Small End Section – Real Starvation
It really means that there are no sales, so someone in the business is going to starve.
Second mortgage anyone?
Yes, we know that the bottom of the funnel is the smallest by nature, but it shouldn’t be infinitesimal.
You see, size sometimes matters.
And as we know from process engineering, very often the place where you experience the problem is not the real place. The real place is just before the suspected place.
So, look at your funnel’s midsection, and you’re likely to find the culprit there.
Possible problems can be…
- Marketing handed lead to sales too soon.
- The lead’s handover from marketing to sales is not seamless.
- Flawed sales process – if you sell high-ticket items, use proper consultative selling not low-priced “peddler” type selling.
- Look into the process that the lead went through before landing in the salesperson’s lap. Is the lead properly prepared – pre-sold. Hint: Every one of the late Steve Job’s presentations was a pre-selling session.
Sales Tube – Not Sales Funnel
If your funnel looks like a tube that is more or less of the same width from start to finish, then you most probably have a shortage of visitors.
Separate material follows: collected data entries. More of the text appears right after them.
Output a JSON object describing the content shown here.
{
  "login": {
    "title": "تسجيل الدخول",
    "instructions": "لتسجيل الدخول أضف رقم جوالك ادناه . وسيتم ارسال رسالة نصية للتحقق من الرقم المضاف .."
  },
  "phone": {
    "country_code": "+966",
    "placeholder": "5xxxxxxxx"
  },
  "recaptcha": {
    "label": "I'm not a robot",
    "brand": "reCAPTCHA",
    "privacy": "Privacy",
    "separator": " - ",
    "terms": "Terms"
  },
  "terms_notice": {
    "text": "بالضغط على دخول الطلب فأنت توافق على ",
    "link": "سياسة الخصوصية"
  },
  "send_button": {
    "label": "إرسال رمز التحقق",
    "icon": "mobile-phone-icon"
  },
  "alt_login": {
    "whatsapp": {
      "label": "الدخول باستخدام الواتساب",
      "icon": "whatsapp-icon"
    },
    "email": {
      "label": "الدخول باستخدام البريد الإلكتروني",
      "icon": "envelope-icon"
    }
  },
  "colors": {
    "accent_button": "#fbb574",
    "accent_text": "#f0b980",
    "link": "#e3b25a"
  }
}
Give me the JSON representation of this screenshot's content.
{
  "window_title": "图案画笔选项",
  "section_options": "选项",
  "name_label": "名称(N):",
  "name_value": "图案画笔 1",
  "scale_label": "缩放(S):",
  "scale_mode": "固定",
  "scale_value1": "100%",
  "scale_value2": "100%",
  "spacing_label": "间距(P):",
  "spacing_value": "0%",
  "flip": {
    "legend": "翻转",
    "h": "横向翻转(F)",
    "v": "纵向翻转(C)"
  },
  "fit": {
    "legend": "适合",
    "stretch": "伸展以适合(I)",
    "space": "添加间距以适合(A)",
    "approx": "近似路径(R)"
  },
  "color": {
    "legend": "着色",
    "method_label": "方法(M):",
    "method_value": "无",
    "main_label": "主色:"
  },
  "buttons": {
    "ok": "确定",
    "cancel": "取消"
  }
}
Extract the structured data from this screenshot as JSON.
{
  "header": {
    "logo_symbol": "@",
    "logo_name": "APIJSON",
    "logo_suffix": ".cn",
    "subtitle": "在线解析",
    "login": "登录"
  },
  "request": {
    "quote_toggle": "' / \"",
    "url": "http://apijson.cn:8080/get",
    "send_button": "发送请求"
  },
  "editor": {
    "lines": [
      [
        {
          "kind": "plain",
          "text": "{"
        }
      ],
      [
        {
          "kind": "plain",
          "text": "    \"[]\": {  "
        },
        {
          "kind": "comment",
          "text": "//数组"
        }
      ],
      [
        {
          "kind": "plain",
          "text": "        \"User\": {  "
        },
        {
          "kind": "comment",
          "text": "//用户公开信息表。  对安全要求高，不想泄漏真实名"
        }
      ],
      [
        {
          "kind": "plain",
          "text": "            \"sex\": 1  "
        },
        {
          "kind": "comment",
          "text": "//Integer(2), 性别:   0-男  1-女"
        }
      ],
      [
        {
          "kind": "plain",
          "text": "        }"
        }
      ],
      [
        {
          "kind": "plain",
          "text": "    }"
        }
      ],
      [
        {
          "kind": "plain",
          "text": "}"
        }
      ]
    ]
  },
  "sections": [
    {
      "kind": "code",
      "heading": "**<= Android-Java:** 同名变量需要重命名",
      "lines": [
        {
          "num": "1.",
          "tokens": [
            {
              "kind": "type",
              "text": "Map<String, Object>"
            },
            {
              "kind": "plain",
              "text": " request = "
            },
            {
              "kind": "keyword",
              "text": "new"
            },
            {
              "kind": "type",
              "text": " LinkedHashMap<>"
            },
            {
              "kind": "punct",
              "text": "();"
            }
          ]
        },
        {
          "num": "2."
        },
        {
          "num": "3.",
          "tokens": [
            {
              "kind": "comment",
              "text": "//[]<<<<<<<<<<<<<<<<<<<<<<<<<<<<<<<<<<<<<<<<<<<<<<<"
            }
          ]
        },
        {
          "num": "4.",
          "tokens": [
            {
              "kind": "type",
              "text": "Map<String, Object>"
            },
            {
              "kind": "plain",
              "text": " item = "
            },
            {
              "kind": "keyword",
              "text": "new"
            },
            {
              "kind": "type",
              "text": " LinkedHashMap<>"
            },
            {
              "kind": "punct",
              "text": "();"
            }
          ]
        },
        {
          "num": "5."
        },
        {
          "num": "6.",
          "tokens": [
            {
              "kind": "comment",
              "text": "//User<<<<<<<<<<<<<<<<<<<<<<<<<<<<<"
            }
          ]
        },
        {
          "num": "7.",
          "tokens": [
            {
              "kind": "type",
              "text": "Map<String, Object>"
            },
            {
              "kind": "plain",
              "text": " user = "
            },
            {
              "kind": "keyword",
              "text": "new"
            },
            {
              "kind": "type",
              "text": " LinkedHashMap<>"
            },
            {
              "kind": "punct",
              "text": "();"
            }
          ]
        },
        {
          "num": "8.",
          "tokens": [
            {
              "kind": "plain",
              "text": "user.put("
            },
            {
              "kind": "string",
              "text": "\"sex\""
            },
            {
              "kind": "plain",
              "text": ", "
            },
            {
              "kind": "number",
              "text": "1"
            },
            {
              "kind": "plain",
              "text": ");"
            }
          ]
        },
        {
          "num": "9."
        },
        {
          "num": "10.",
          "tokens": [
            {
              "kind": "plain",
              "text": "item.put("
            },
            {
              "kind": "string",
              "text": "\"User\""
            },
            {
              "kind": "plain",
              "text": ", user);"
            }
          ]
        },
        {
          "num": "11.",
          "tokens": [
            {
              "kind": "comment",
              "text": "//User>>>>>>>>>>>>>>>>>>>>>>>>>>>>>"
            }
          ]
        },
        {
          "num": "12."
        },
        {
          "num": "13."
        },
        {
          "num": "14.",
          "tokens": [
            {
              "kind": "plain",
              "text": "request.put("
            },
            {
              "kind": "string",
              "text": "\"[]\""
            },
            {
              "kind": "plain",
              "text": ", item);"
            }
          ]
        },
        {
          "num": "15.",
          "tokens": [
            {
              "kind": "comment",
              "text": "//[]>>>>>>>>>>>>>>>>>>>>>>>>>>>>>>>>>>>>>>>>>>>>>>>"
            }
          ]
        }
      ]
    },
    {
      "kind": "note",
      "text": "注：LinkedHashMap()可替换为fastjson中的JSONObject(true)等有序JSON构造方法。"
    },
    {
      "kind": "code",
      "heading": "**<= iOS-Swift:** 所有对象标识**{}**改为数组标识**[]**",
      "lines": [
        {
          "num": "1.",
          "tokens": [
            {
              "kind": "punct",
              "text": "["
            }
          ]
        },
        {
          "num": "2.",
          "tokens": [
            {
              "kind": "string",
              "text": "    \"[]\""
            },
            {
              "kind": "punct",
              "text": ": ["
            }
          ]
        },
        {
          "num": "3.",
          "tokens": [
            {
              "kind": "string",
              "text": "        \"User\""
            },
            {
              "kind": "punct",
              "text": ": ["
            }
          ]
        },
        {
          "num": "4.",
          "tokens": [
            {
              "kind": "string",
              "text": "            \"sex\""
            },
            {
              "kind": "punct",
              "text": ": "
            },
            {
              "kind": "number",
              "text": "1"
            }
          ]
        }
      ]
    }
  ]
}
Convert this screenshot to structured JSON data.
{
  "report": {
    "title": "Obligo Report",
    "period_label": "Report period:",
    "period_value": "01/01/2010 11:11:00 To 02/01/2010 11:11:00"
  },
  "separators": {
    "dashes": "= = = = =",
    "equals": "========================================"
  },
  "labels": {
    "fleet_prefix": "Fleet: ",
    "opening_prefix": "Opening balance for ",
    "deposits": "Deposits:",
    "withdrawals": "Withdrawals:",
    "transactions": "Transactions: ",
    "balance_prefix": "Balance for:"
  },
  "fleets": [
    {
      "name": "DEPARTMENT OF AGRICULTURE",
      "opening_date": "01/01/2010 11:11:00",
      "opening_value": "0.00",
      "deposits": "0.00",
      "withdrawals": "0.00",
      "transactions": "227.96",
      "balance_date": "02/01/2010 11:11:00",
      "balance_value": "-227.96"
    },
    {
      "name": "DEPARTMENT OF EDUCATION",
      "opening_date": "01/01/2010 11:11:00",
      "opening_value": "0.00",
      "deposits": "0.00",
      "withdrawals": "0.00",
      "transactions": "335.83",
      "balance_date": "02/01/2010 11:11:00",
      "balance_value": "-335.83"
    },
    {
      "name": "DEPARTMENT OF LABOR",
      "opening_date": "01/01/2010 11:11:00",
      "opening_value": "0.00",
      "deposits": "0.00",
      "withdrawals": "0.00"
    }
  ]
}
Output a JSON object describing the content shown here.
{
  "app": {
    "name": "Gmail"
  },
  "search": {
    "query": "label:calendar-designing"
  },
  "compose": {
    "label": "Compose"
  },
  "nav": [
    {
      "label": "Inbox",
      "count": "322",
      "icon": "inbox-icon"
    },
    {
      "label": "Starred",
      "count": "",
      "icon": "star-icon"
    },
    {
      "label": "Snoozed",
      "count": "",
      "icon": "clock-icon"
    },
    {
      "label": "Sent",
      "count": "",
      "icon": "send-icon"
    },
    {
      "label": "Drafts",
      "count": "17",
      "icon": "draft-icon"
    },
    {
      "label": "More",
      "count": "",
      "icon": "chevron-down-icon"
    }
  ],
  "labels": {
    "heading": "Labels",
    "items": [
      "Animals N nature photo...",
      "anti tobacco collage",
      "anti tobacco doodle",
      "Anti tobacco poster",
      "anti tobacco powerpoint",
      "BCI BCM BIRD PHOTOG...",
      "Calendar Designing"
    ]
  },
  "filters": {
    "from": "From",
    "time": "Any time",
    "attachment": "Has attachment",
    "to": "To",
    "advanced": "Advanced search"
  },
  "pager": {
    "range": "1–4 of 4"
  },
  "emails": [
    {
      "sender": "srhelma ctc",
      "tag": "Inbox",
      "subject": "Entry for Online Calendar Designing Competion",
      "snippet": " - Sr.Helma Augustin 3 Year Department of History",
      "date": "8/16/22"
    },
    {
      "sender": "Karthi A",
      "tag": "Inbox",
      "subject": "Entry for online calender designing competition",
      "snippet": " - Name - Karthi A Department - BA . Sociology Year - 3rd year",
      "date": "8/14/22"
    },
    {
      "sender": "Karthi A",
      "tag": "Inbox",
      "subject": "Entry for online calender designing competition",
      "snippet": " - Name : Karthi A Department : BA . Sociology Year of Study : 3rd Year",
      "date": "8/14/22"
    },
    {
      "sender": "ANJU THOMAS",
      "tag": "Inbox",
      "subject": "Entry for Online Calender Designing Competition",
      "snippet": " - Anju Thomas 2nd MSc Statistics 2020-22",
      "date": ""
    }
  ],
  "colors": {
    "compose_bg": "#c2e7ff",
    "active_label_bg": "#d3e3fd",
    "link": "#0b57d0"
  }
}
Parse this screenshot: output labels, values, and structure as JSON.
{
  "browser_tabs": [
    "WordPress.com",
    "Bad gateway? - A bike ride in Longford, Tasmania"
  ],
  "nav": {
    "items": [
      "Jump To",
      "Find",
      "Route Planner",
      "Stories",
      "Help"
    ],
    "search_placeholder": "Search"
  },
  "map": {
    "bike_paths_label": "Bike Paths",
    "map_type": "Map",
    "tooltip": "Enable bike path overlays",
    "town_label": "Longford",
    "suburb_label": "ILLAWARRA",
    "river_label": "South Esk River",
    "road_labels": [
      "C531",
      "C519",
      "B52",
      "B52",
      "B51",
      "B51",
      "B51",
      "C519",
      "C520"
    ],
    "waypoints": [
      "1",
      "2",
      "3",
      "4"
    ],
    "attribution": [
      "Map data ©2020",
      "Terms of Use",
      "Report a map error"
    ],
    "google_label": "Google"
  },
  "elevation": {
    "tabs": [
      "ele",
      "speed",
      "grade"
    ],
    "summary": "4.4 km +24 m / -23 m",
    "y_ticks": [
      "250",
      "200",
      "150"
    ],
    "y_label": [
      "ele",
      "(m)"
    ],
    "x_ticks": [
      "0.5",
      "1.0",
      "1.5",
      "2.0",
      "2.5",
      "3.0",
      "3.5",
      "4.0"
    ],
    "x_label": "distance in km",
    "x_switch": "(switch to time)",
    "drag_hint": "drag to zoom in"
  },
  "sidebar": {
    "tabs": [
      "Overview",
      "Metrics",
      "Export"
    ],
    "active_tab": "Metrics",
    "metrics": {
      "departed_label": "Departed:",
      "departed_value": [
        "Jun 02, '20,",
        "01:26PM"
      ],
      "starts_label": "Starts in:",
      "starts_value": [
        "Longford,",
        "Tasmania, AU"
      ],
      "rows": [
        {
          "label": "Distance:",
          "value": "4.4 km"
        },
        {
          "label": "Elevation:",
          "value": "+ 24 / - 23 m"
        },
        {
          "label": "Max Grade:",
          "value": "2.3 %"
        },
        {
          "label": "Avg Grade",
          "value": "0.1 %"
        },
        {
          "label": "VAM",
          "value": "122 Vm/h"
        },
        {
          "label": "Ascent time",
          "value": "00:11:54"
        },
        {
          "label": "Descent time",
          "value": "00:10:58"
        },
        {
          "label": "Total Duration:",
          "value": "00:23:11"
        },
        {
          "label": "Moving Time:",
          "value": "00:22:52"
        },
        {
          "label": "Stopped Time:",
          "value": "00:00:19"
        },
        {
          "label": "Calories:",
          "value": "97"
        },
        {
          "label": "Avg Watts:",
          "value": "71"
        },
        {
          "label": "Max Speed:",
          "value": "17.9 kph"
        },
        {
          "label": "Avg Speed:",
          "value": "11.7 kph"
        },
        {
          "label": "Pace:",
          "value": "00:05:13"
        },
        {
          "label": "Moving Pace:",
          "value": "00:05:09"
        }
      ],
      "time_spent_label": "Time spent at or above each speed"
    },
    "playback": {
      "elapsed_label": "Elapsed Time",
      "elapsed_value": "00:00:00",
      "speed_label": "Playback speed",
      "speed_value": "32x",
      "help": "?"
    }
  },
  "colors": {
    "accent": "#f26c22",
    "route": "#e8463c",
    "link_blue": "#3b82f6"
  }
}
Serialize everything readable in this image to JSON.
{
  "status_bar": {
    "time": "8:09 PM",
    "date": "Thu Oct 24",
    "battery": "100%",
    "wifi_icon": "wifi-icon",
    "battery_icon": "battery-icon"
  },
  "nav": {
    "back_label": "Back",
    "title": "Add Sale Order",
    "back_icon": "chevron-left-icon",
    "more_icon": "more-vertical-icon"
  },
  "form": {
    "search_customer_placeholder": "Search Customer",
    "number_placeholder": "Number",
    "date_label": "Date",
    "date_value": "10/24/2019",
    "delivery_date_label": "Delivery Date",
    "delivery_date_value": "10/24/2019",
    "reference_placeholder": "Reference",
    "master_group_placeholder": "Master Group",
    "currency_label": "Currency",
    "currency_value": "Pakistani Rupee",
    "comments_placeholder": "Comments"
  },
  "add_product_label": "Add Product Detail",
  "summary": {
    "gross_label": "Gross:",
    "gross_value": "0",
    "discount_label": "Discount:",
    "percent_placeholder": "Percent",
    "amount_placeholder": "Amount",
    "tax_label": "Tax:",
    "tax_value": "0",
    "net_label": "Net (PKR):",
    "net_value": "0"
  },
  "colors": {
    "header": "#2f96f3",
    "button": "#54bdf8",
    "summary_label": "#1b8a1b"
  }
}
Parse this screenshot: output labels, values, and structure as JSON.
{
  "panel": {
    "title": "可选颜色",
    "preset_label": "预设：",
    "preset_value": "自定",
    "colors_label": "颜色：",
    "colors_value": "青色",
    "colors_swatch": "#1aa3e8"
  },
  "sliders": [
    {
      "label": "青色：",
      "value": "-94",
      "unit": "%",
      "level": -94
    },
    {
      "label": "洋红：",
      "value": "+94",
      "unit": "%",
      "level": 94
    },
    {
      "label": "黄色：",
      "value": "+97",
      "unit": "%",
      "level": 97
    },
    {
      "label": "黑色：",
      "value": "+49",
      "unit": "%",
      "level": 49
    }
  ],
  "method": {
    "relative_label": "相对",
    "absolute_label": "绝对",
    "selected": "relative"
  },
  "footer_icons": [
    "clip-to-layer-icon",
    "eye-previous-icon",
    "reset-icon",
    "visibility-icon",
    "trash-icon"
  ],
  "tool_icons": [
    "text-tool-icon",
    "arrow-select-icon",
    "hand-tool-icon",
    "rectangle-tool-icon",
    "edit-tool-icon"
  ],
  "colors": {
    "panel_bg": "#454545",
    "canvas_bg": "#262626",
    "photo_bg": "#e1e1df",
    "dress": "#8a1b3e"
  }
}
Since we can’t squeeze buyers out of an empty funnel any more than we can squeeze water from a rock, we have to full up the funnel with visitors.
Some people may say that you go back and write more content. But I bet you already have content up to the wazoo, so quantity is not a solution.
Re-visit your content and tighten up your keywords and calls to action. Check your key meta pieces: title tag, description tag and heading tags.
We know from systems theory that systems are some 80% operational, and for the sake of the troubled 20%, there is no point in blowing up the operating 80%.
That’s so Microsoft Windows-ish…
“If the problem persists (a small Windows or Office problem), wipe your hard drive clean and re-install Windows.”
Great.
At a COMDEX computer expo many moons ago, Bill Gates reportedly compared the computer industry with the car industry and stated…
“If General Motors had kept up with the technology like the computer industry has, we would all be driving $25.00 cars that got 1,000 miles to the gallon.”
In “If Microsoft Were Making Cars” General Motors responded…
“Occasionally, executing a manoeuvre such as a left turn would cause your car to shut down and refuse to restart, in which case you would have to reinstall the engine.”
No, it’s not the content of your articles that fail to get visitors. It’s the “attraction pieces” inside the articles.
On Summary
As you can see, regardless of whether you want to make sausages or want to sell, the funnel can make a huge difference.
But just as any systems, the funnel can also bring in error sources. But once you’ve ironed your funnel out and worked out the kinks, it can make your life easier. It acts as an accurate dashboard to keep you up to date with all forms of incoming inquiries to your company.
And once you’ve troubleshot your funnel, raise a celebratory glass of something nice, and then focus your “excited” brain cells on getting seriously into inbound marketing and attract your perfect clients.